Wegen ihrer Botschaft vom herannahenden Weltuntergang, der Lenkung aus den USA und ihrer vermeintlichen Nähe zum Judentum hatten die Zeugen schon seit dem 1. Weltkrieg den Hass völkisch-antisemitischer Kreise auf sich gezogen. Bereits wenige Monate nach der nationalsozialistischen Machtergreifung wurden die Zeugen Jehovas nach und nach in allen deutschen Ländern verboten, in Preußen und der Provinz Hannover am 24. Juni 1933. Als "Wegbereiter des jüdischen Bolschewismus" diffamiert traf die Zeugen Jehovas als erste von vielen Glaubensgemeinschaften das Verbot. Doch beugte sich ein großer Teil ihrer Anhänger nicht.
Trotz des hohen Risikos führten weit mehr als 10.000 Zeugen Jehovas ihre Zusammenkünfte, den Druck ihrer Schriften und ihre Missionsaktivitäten beharrlich fort. Sie verweigerten den "Hitler Gruß" ebenso wie die Mitgliedschaft in der Arbeitsfront oder der Hitler-Jugend. Das Regime reagierte mit aller Schärfe. Vor den Sondergerichten wurden in so genannten Bibelforscherverfahren Tausende von Zeugen abgeurteilt. Besonders unbeugsame Gläubige wurden ab Mitte der 1930er-Jahre zu Hunderten in Konzentrationslager eingeliefert, wo die SS die "Bibelforscher" mit dem "lila Winkel" als eigenständige Haftgruppe kennzeichnete.

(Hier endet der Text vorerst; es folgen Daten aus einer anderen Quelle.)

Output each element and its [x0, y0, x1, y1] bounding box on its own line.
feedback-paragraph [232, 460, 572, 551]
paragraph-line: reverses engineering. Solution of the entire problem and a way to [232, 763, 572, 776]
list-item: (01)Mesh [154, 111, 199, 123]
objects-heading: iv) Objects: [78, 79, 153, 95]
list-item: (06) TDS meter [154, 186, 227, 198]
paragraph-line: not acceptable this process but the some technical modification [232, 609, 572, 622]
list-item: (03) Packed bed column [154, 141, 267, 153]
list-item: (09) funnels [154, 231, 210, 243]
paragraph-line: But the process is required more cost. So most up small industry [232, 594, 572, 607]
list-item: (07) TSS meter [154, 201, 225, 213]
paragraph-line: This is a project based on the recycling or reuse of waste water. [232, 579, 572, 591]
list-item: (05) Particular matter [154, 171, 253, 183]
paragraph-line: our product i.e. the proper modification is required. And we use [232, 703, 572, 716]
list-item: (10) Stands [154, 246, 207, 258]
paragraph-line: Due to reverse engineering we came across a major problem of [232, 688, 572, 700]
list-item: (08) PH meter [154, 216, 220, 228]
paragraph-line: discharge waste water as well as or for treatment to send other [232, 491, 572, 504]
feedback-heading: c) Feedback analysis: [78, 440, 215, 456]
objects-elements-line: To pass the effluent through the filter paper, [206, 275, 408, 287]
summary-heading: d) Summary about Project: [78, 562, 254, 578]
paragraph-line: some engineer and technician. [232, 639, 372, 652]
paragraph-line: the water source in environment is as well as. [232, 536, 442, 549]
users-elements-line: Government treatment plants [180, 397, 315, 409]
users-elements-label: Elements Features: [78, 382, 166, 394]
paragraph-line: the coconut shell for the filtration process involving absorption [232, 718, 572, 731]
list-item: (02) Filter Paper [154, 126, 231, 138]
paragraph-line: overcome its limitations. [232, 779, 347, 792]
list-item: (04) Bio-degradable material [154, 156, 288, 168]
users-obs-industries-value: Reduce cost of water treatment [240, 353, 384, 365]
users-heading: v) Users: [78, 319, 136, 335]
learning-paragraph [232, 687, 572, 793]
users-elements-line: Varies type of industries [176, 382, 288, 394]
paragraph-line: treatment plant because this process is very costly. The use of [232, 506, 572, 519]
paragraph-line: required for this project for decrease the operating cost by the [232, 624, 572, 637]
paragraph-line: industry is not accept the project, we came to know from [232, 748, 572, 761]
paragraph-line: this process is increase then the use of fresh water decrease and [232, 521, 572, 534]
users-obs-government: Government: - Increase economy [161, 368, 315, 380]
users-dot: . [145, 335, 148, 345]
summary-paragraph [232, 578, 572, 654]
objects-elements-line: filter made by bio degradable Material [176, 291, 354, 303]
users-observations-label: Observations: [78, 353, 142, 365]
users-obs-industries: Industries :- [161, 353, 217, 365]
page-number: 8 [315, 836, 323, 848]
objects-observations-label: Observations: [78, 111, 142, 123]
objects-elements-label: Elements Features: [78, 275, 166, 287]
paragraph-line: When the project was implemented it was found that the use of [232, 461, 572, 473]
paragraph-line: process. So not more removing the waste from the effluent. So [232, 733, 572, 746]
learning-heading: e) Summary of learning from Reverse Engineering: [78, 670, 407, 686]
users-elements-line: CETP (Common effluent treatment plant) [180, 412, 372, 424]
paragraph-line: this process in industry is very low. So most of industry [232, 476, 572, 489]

Im Krieg ließ die Wehrmachtjustiz 270 Zeugen Jehovas hinrichten. Unter den nach wehrmachtsgerichtlichem Urteil hingerichteten Kriegsdienstverweigerern stellten die Zeugen damit die größte Zahl. Keine andere Religionsgemeinschaft hat mit einer vergleichbaren Geschlossenheit und Unbeugsamkeit dem nationalsozialistischen Druck widerstanden. Doch ihre Motive sind bis heute umstritten.
Dr. Detlef Garbe ist Historiker und Lehrbeauftragter für Zeitgeschichte an der Universität Hamburg. Seit 1989 leitet er die KZ-Gedenkstätte Neuengamme. Garbe hat zahlreiche Schriften zur Geschichte der Konzentrationslager, der Wehrmachtsjustiz und zu marginalisierten Opfergruppen publiziert, darunter das Werk "Zwischen Wiederstand und Martyrium. Die Zeugen Jehovas im 'Dritten Reich'" (München 1999).